Alice Sebold’s The Lovely Bones deals with death from a different angle — with a dead 14-year-old girl telling her story from heaven.
One would think a book dealing with the afterlife would offer more insight into the meaning of life, or a critical analysis of existence itself. In that area, this book fails.
Susie Salmon is raped and killed by a neighbor, and then, from heaven, watches her family and friends deal with the event. For seven years she follows their lives and watches them, as they move on and try to capture her killer.
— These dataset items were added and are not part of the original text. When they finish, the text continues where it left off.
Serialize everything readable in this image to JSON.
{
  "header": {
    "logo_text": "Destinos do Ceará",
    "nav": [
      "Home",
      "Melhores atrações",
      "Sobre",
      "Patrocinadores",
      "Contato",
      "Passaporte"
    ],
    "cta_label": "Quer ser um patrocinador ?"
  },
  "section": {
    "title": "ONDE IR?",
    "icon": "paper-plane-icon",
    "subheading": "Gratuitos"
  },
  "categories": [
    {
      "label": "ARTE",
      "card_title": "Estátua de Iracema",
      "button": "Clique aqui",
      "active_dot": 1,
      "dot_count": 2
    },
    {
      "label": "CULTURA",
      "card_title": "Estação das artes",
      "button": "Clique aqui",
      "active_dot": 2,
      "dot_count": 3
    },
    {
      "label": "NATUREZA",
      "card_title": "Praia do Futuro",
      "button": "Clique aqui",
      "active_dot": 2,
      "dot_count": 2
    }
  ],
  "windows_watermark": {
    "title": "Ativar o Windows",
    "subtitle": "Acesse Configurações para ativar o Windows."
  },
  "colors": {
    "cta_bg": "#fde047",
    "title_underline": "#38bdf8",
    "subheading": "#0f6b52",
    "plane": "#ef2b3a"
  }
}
The concept of heaven in Sebold’s novel is different from most. For each character, it’s different, as well. Susie’s heaven looks like a small town, much like the one she once lived in. She spends most of the time in the high school, because she never lived long enough to go there. Susie’s heaven isn’t perfect because she’s never able to grow up. That point does strike a few responses in the reader’s mind, such as whether heaven is a better place, since they give up so much on earth.
The Lovely Bones is Sebold’s first novel. In 1999, she published a memoir called Lucky. It deals with her rape while she was a freshman in college. The police told Sebold she was lucky because someone else had been raped and killed by that same person.
Because of her first-hand experience, the beginning chapters in The Lovely Bones where Susie’s rape and slaying take place are quite realistic and graphic. This book takes place in 1973, when rapes of young girls weren’t as common as they are today.
When it was released in 2002, many reports of kidnapped and murdered girls were in the media. Maybe that’s what propelled this book onto the bestseller charts, but it’s a mystery why it is still popular.
Besides a unique perspective, this book offers nothing new.
What Susie observes from heaven — her parents separating, her sister falling in love and her friends growing up — are everyday occurrences. Her vantage point and omniscience offer nothing new in suggesting why people make decisions or why things turn out the way they do.
As a story documenting several years in a group of people’s lives, The Lovely Bones will do. However, don’t be misled by the book cover’s promise of heavenly insight. This book offers none.
Beyond that, it deals with no new plots and doesn’t have a discernible theme.